Fierce sand storms in Iraq are tonight holding up US-led forces in their advance to Baghdad as the coalition pummelled the outskirts of the capital with air strikes in an apparent bid to weaken Republican Guard units.
On the sixth day of the US-led war to topple Iraqi President Saddam Hussein, the allies reported gains in the south, saying they finally seized the key deep-water port of Umm Qasr on the Kuwaiti border and crossed the Euphrates river at the town of Nasiriyah to press northwards.
US President George W. Bush said the allies were "making good progress" and vowed that Saddam's regime would be overthrown but US Defense Secretary Donald Rumsfeld warned the war was "much closer to the beginning than the end."
The outskirts of Baghdad took a battering again as night fell when a series of intense bombardments, clearly audible from the centre of the capital, appeared to target the southern suburbs where Republican Guard units are protecting the approach to Saddam's seat of power.
Allied warplanes were hear roaring high over the capital, but the aircraft were hidden by dark clouds from fuel trenches lit by the Iraqi authorities, apparently in a bid to foil the air strikes.
Iraqi state television and another channel run by President Saddam Hussein's son were knocked off the air on this evening by coalition air raids on Baghdad, TV sources have said.
Iraqi satellite television was still broadcasting normally.
The latest raids came around 9.15 p.m. (Irish time) on Tuesday.
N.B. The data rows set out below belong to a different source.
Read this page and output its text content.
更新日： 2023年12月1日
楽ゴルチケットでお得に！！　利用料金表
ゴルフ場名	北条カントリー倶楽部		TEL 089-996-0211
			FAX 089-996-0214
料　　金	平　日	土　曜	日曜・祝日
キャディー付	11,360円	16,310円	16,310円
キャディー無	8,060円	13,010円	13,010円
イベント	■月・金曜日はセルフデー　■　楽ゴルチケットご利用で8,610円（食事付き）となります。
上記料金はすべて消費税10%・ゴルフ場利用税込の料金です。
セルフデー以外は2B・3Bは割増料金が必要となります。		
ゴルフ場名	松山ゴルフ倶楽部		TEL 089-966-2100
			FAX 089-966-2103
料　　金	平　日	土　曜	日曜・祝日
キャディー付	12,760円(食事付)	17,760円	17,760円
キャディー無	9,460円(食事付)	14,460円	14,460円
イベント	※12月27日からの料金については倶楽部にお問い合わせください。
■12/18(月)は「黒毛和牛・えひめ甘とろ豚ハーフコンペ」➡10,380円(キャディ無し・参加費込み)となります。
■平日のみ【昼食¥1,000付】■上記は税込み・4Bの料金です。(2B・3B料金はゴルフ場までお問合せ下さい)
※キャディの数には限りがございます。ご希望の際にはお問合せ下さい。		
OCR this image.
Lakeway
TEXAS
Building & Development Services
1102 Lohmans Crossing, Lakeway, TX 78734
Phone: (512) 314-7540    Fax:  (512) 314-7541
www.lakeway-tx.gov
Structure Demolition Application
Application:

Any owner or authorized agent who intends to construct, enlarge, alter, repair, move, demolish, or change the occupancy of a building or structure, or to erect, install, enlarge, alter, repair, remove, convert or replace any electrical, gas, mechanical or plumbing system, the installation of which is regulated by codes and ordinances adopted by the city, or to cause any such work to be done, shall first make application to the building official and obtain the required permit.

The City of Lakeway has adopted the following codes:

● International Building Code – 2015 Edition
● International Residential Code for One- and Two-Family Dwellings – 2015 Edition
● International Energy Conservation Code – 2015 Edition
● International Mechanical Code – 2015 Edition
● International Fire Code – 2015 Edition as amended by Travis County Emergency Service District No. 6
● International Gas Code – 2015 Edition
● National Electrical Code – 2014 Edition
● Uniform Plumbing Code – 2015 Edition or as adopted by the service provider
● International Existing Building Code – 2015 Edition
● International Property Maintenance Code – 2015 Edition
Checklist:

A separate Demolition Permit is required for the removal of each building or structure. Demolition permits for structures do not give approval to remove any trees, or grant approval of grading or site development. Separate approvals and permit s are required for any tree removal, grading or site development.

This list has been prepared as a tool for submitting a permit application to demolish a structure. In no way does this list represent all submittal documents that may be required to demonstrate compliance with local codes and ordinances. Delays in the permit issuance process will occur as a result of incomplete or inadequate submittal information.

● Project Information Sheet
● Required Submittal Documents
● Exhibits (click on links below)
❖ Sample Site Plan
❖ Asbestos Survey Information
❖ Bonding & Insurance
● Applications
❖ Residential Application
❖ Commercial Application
State TV as well as the youth channel run by Saddam's elder son Uday went off the air shortly after AFP reporters in the capital heard explosions from the raids.
The battle for Baghdad was nearing a critical phase, with US troops backed by Apache helicopter gunships primed for an all-out assault on the Republican Guard.
US officers said 30 to 40 Apaches, the US military's most fearsome attack helicopter, had made initial runs against Saddam's crack troops as the prelude to what could be an epic tank battle.
The US Army's Third Infantry Division was fewer than 60 miles south of Baghdad, field reports said, with the US 101st Airborne Division crawling up from the southwest and the Marines to the east.
But their advance through the desert was slowed by howling winds and swirling sand which dramatically reduced visibility.
A US Apache and a Black Hawk helicopter attached to the Third Infantry Division went missing in southern Iraq when visibility was cut to 100 meters said a senior US officer.
Further south, a sand storm disrupted critical helicopter operations by the 101st Airborne Division.
The determined resistance in the southern desert towns which US war planners believed would be a walkover has raised fears of what coalition forces could encounter in Baghdad.
Casualty tolls remained unreliable, with Iraq saying 16 civilians had been killed and another 95 wounded in allied bombing of Baghdad and other Iraqi cities since Monday night.
British losses mounted to 18 troops - 16 from accidents - but US losses were undetermined.